BloombergGPT: A Large Language Model for Finance

Shijie Wu,Ozan Irsoy,Steven Lu,Vadim Dabravolski,Mark Dredze,Sebastian Gehrmann,Prabhanjan Kambadur,David Rosenberg,Gideon Mann
2023-12-21
Abstract:The use of NLP in the realm of financial technology is broad and complex, with applications ranging from sentiment analysis and named entity recognition to question answering. Large Language Models (LLMs) have been shown to be effective on a variety of tasks; however, no LLM specialized for the financial domain has been reported in literature. In this work, we present BloombergGPT, a 50 billion parameter language model that is trained on a wide range of financial data. We construct a 363 billion token dataset based on Bloomberg's extensive data sources, perhaps the largest domain-specific dataset yet, augmented with 345 billion tokens from general purpose datasets. We validate BloombergGPT on standard LLM benchmarks, open financial benchmarks, and a suite of internal benchmarks that most accurately reflect our intended usage. Our mixed dataset training leads to a model that outperforms existing models on financial tasks by significant margins without sacrificing performance on general LLM benchmarks. Additionally, we explain our modeling choices, training process, and evaluation methodology. We release Training Chronicles (Appendix C) detailing our experience in training BloombergGPT.

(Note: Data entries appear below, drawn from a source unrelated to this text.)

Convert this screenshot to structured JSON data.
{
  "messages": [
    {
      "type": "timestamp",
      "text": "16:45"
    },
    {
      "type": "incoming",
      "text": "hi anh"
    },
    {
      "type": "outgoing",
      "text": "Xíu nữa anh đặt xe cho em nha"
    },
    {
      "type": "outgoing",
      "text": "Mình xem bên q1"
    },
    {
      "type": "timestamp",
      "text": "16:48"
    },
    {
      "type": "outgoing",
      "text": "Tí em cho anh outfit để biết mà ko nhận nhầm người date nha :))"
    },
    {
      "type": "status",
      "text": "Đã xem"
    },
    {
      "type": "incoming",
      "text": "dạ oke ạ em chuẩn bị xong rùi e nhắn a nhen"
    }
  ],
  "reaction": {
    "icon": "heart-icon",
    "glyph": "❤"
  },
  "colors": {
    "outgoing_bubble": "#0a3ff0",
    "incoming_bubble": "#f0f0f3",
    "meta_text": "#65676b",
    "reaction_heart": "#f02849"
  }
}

Machine Learning,Artificial Intelligence,Computation and Language,General Finance
What problem does this paper attempt to address?
### What problem does this paper attempt to solve? The main goal of this paper is to develop a large language model (LLM) specifically for the financial sector to address natural language processing tasks in financial technology (FinTech). Specifically: 1. **Specialized Needs in the Financial Sector**: - Although there are many general-purpose large language models (such as GPT-3), these models perform poorly on specific tasks in the financial sector. Therefore, the paper aims to build a language model tailored for the financial sector to better handle finance-related natural language tasks. 2. **Hybrid Data Training Method**: - The paper proposes a new hybrid data training method, which combines specialized financial data with general data. This method not only improves the model's performance on financial tasks but also maintains its competitiveness on general tasks. 3. **Large-Scale Financial Dataset**: - The paper constructs a financial dataset (FinPile) containing 363 billion tokens, which is one of the largest datasets in the financial sector to date. By leveraging Bloomberg's years of accumulated data resources, the quality and diversity of the data are ensured. 4. **Evaluation Methods**: - The paper details the model's performance on multiple standard benchmarks, open financial benchmarks, and internal benchmarks, demonstrating the model's significant advantages in financial tasks while also maintaining competitiveness in general tasks. In summary, this paper aims to improve the performance of finance-related natural language processing tasks by developing a large language model specifically for the financial sector and validating the effectiveness of the hybrid data training method.